My friend, you've got another guess comin'. I'm goin' to read you the riot act. An' here it is, short an' simple. You've got all the sugar, an' I've got all the noos. Nothin' to it but a dicker. We'll swop. That's what we'll do, we'll swop. (Cheers.)

An' I say again, for them as is dull of hearin', we'll swop. After the unmaskin', you all will assemble here in this here room an' hear the noospaper read, advertisements an' all.

(Cheers.)

An' in the meantime, I'm open to subscriptions in the form of promissory notes. Said notes shall be for the sum of one heapin', large tin cup of sugar, white or brown, to be paid to party of the first part—you all is party to the second part—to be paid to party of the first part inside twenty-four hours after the delivery of the goods, to wit, the noos.
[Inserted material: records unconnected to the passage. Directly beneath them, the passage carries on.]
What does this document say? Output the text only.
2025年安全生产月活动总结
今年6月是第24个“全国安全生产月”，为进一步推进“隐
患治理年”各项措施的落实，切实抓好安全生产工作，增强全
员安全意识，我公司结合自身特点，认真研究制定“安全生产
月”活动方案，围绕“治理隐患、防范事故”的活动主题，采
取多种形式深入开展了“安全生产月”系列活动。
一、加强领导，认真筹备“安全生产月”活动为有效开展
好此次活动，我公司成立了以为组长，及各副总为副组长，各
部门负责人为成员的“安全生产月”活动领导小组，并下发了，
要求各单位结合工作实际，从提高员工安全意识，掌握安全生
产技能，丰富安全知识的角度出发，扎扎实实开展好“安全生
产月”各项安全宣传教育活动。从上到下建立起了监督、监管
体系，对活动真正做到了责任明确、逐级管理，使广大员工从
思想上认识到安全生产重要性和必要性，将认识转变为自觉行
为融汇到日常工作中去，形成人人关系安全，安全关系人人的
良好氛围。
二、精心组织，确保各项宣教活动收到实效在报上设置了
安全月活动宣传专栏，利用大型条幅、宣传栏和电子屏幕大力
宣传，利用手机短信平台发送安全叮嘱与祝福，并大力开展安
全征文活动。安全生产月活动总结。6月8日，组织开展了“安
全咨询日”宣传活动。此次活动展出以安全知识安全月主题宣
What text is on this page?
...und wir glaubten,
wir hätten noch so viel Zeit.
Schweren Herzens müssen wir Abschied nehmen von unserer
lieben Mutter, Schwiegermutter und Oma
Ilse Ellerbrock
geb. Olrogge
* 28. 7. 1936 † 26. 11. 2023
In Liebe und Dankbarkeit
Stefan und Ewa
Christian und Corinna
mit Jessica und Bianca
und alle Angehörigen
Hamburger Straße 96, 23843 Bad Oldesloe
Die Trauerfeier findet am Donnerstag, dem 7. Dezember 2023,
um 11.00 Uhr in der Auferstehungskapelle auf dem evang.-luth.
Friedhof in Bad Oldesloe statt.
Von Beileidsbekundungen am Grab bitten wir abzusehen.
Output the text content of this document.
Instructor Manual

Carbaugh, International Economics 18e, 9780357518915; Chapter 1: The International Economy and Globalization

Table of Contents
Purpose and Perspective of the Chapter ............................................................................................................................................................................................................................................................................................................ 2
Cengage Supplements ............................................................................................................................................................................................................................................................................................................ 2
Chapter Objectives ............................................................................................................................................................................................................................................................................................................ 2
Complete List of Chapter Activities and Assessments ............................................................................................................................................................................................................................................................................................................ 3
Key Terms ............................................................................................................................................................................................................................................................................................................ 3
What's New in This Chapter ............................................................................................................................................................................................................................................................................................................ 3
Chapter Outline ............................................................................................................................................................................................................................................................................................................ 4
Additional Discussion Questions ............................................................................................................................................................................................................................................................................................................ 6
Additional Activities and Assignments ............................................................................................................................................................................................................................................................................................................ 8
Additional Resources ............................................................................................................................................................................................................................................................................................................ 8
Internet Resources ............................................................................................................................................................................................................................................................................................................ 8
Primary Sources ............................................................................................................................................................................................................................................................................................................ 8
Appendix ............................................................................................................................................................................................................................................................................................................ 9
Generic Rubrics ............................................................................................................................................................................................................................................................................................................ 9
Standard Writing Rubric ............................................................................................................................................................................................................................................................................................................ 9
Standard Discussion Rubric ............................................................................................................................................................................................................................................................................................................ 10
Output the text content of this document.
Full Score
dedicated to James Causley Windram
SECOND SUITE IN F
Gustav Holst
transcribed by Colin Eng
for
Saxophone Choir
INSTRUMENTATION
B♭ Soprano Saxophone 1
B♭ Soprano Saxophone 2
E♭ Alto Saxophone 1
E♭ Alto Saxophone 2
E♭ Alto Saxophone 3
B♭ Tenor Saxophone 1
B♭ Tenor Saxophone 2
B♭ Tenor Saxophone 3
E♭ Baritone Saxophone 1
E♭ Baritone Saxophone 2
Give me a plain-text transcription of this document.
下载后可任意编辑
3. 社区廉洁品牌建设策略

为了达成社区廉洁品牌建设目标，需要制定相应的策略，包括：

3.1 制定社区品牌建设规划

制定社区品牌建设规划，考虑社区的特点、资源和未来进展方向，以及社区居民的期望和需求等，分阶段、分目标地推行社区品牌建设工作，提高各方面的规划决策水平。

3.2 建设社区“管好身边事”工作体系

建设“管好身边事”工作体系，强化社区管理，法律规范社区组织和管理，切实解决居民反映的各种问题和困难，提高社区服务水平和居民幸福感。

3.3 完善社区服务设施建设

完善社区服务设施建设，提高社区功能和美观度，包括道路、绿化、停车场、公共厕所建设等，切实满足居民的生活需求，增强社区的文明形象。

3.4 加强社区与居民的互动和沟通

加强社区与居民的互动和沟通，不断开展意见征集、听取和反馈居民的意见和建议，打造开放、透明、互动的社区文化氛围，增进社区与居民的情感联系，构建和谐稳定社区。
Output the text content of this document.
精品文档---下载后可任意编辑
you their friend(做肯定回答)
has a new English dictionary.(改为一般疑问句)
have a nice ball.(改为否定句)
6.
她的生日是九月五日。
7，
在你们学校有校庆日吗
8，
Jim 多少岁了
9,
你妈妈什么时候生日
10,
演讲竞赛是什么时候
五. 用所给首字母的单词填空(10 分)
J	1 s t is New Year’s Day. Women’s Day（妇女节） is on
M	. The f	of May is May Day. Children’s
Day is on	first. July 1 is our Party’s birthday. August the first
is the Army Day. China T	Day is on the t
Said party of the first part hereby agreein' to send a man with a sack around to the cabins of said party of the second part an' collect face value of promissory note, to wit, one heapin', large tin cup of sugar, white or brown. Them that signs notes hears the noospaper read, them that don't, don't. Thankin' you kindly, one an' all, I remain, yours truly, an' am ready to take promissory notes here an' now.

(Cheers, laughter, and consent.)

A VOICE

But we haven't any pen or ink, Dave.

DAVE HARNEY

You've got to sit up all night to get up earlier than Dave Harney in the mornin'. Here you are.